Throughout the incident we were investigating the cause with our hosting provider, who manages the database software and hardware.  They were able to identify the cause and applied a temporary fix later in the day. Unfortunately, they are not able to share the underlying cause of the issue.

By this point database traffic was sufficiently below the limits that we had not seen further connection failures, and the database continued to operate as expected for the remainder of the day.

Long-term mitigation

We are planning a number of further improvements to the database, including moving to a newer version that is not affected by this bug to ensure we do not see this issue occur again. There is also a longer-term plan to investigate migrating to alternative database software.

We are also reviewing our incident response process to ensure communication of key events such as deploys being blocked is available to all affected parties in a timely manner.

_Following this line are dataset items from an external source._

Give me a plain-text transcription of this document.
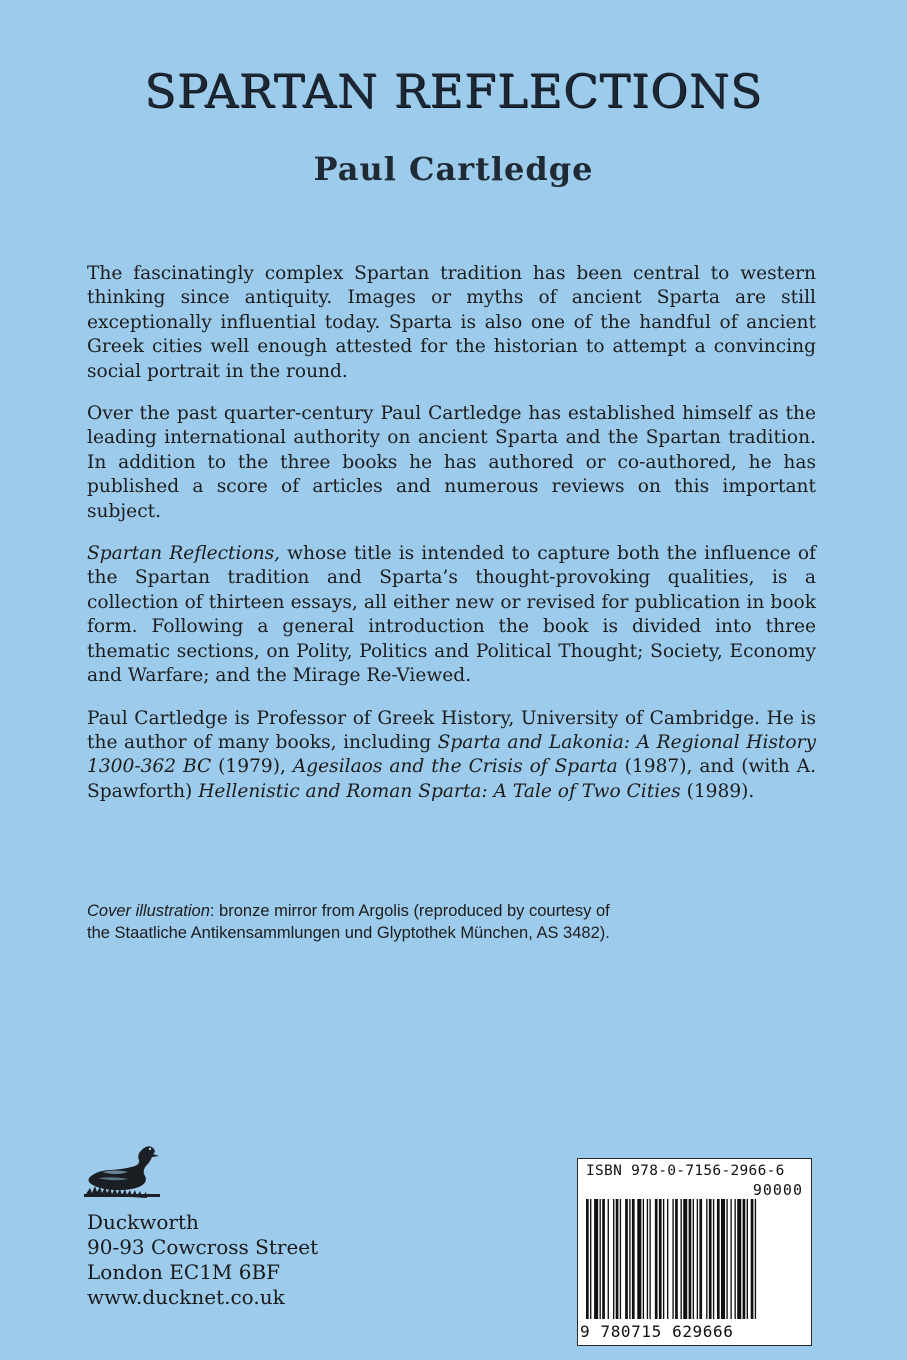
SPARTAN REFLECTIONS
Paul Cartledge

The fascinatingly complex Spartan tradition has been central to western thinking since antiquity. Images or myths of ancient Sparta are still exceptionally influential today. Sparta is also one of the handful of ancient Greek cities well enough attested for the historian to attempt a convincing social portrait in the round.

Over the past quarter-century Paul Cartledge has established himself as the leading international authority on ancient Sparta and the Spartan tradition. In addition to the three books he has authored or co-authored, he has published a score of articles and numerous reviews on this important subject.

Spartan Reflections, whose title is intended to capture both the influence of the Spartan tradition and Sparta’s thought-provoking qualities, is a collection of thirteen essays, all either new or revised for publication in book form. Following a general introduction the book is divided into three thematic sections, on Polity, Politics and Political Thought; Society, Economy and Warfare; and the Mirage Re-Viewed.

Paul Cartledge is Professor of Greek History, University of Cambridge. He is the author of many books, including Sparta and Lakonia: A Regional History 1300-362 BC (1979), Agesilaos and the Crisis of Sparta (1987), and (with A. Spawforth) Hellenistic and Roman Sparta: A Tale of Two Cities (1989).

Cover illustration: bronze mirror from Argolis (reproduced by courtesy of the Staatliche Antikensammlungen und Glyptothek München, AS 3482).
Duckworth
90-93 Cowcross Street
London EC1M 6BF
www.ducknet.co.uk
ISBN 978-0-7156-2966-6
90000
9 780715 629666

Posted 8 months ago. Nov 29, 2018 - 12:00 GMT

Resolved
After monitoring this issue throughout the day, we are fully satisfied that this issue is now resolved as we have not seen the same issue since our database provider applied a patch this morning.
Posted 8 months ago. Nov 23, 2018 - 16:02 GMT
Monitoring
We have had confirmation from our upstream provider that a fix has been put in place. We will now be monitoring sire requests to ensure the issue is fully resolved.
Posted 8 months ago. Nov 23, 2018 - 10:45 GMT
Identified
We have identified an issue this morning which is resulting in page requests timing out. We have identified this to be an issue with the upstream database provider and we are working with them to resolve the issues. In the meantime, we will be blocking deploys intermittently to mitigate issues during demanding periods.
Posted 8 months ago. Nov 23, 2018 - 09:54 GMT
This incident affected: Websites (Websites).